The group is a heavyweight in the Chinese tech sector, with activities in e-commerce, logistics, cloud computing (cloud computing), media, entertainment and artificial intelligence.

“The market is the best test, and each entity will be able to proceed with independent fundraising and an IPO when it is ready to do so,” group boss Daniel Zhang said in a letter to his employees. .

Wall Street welcomes the movement

Taobao, a very popular online sales platform in China, will continue to be 100% owned by the Alibaba Group. This restructuring will “create value for shareholders and stimulate market competitiveness”, assured in a press release Alibaba.

This is the “largest reshuffle in terms of governance in 24 years” of the group’s existence, which thus aims for a more “agile” organization, assured the Hangzhou-based company.

The six new entities will each have a CEO and a board of directors. Daniel Zhang will remain the CEO of the whole but also of the unit dedicated to cloud computing.

Alibaba’s listing in New York and Hong Kong will not be affected by the restructuring, the group said. In pre-opening on the New York Stock Exchange, investors applauded the announcement on Tuesday, causing the action to jump more than 9%.

Like other Chinese internet giants, Alibaba has been penalized in recent years by the Chinese government’s takeover of the tech sector.

The authorities had in particular derailed in 2020 a gigantic IPO in Hong Kong of its payment subsidiary Ant Group, while Alibaba was subsequently fined 2.3 billion euros for abuse of position. dominant.

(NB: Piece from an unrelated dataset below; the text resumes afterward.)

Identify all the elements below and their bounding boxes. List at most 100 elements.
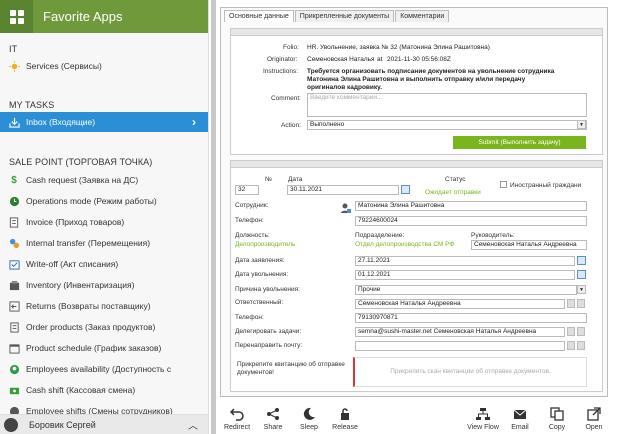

Beijing seems to have loosened up since then and in early January the Chinese authorities finally gave the green light to Ant for a fundraising of more than one billion euros in Hong Kong.

In 2022, total revenue for Chinese internet companies fell just over 1% to 1.46 trillion yuan (196 billion euros), the first contraction in nearly a decade, data shows. from the Chinese Ministry of Industry and Information Technology.

heavy losses

On February 23, Alibaba announced an increase of only 2% over one year in its quarterly turnover, to 34 billion euros, a marked slowdown compared to the growth it had previously shown.

The group had cited in particular “weaker demand and disruptions in the supply chain and logistics linked to the impact” of the end of the policy of strict measures against Covid-19 in China.

In the previous quarter, Alibaba announced 2.7 billion euros in losses. The announcement of its restructuring comes as Alibaba founder, billionaire Jack Ma, made a rare public appearance in China on Monday, after several months abroad.

Jack Ma, who left the management of his group in 2019 to devote himself entirely to philanthropic activities, has been keeping a low profile for two and a half years after public criticism of the Chinese regulator. Since his media withdrawal in 2020, every piece of information concerning the billionaire and his travels has been widely commented on in China on social networks.